At a unit price for AHGP of $14, even the low-end distribution of $1.17/unit is an 8% yield. Obviously cutting the distribution would be a bad thing, but at $14 we are getting paid for some pretty dire outcomes.

 

And if gas stabilizes at $3/mcf, and ILB pricing firms up at $50 or higher, with an increase in volumes back to 130-140 million tons for the basin as a whole, a distribution at AHGP of $5/unit is unlikely to keep the AHGP price at $14/unit.

 

What Could Go Wrong From Here?

 

One possibility is a price put on carbon, either in the form of a tax or a cap-and-trade system. Burning coal releases roughly twice as much CO2 as burning natural gas, and so this will impact the decision by utilities to switch between the fuels. Working through the math, every $10/ton price put on CO2 will push the coal price down by $10/ton relative to gas. So our table from earlier would look like this:

 

Natural Gas

$1.50

$2.00

$2.50

$3.00

$3.50

$4.00

ILB Coal @ $0 carbon

$27

$36

$45

$54

$63

$72

ILB Coal @ $10 carbon

$17

$26

$35

$44

$53

$62

ILB Coal @ $30 carbon

nope

$6

$15

$24

$33

$42

 

Carbon prices implemented in the UK and the EU are at £18/ton and €6/ton, respectively. The EU price has been higher, but poor design of their cap-and-trade system has kept it in the single digits. In the UK, the carbon tax is pretty controversial. There is a lot of support for green power, but a growing concern about energy poverty due to high prices, and it looks as though Britain is about to lose its last steel plant largely due to power prices among the highest in Europe.

 

But let’s say a $30/ton carbon price was implemented in the U.S. and stayed in place. At $3/mcf gas at the wellhead, this would mean $24/ton ILB coal at the mine, which would mean no ILB coal mined. This would also mean little coal mined elsewhere, as the ILB is the lowest-cost basin per delivered BTU of energy (when including the cost of rail transportation) for much of the U.S.

 

So we would have to replace 800 million tons of coal with natural gas. That would require 40 Bcfd of incremental gas production, or 2x the Marcellus and Utica.

 

Would $3 at Henry Hub stimulate an incremental 40 Bcfd of supply on top of current North American production of 90 Bcfd, when we can see that $2.68 Henry Hub has driven a 58% drilling budget cut by the lowest-cost producer, and the lowest rig count since 1948?  It seems more likely that the wellhead price would increase, and some new balance would apply, in which low-cost coal from the ILB has a place to compete.

 

Another thing that could go wrong is that 1,000 Bcf of additional gas in storage is a lot of gas, and even a hot summer may not burn it off quickly. We may see gas prices at $1 or lower this August as we test the theoretical limits of North American storage up around 4,700 Bcf.

 

With gas prices that low, Alliance’s 2017 priced coal volumes might remain around 19-20 million, which may mean a distribution cut. Though we can argue that a cut on AHGP’s distribution to $1.50/unit is still a >10% yield at $14, the emotional response by MLP unit holders to distribution cuts elsewhere suggests that there is further downside. It may also be difficult to regain the confidence of MLP investors (who are a fairly stressed group of people at present) when and if coal prices and volumes recover in a better gas market.

 

Finally, the shale revolution may continue to be deflationary for gas prices, while the expense of getting coal out of the ground stays fixed, or increases due to further regulations. We can read about monster 30 or 40 MMcfd wells in the Marcellus or Utica, and there is some evidence that well productivity in other areas is improving. Maybe gas will stay in the $2s forever. But the behavior of producers in general, cutting rig count to a multi-decadal low, seems like a leading indicator of a different outcome.

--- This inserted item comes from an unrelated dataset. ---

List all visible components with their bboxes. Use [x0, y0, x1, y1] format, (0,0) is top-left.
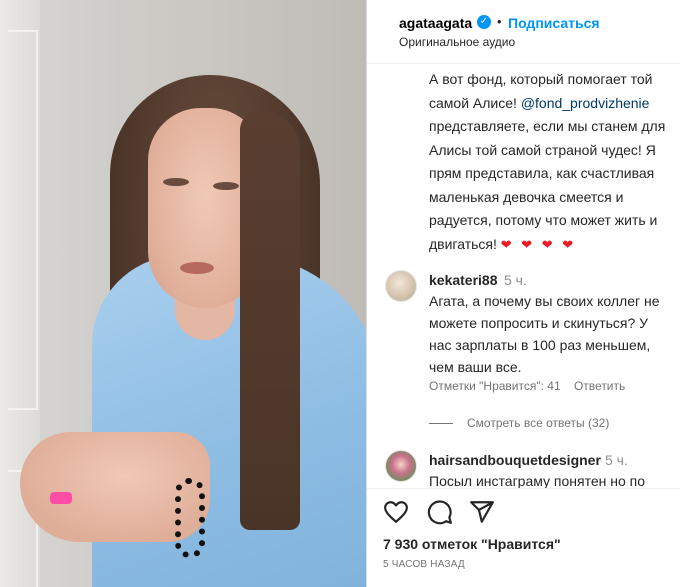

None of this is certain, but $3 gas seems likely to return, with implications for ILB volume and price. It is difficult to justify an investment in Alliance based on a clear margin of safety, but it is an interesting option on rationality returning to the U.S. natural gas market.

I do not hold a position with the issuer such as employment, directorship, or consultancy.
I and/or others I advise hold a material investment in the issuer's securities.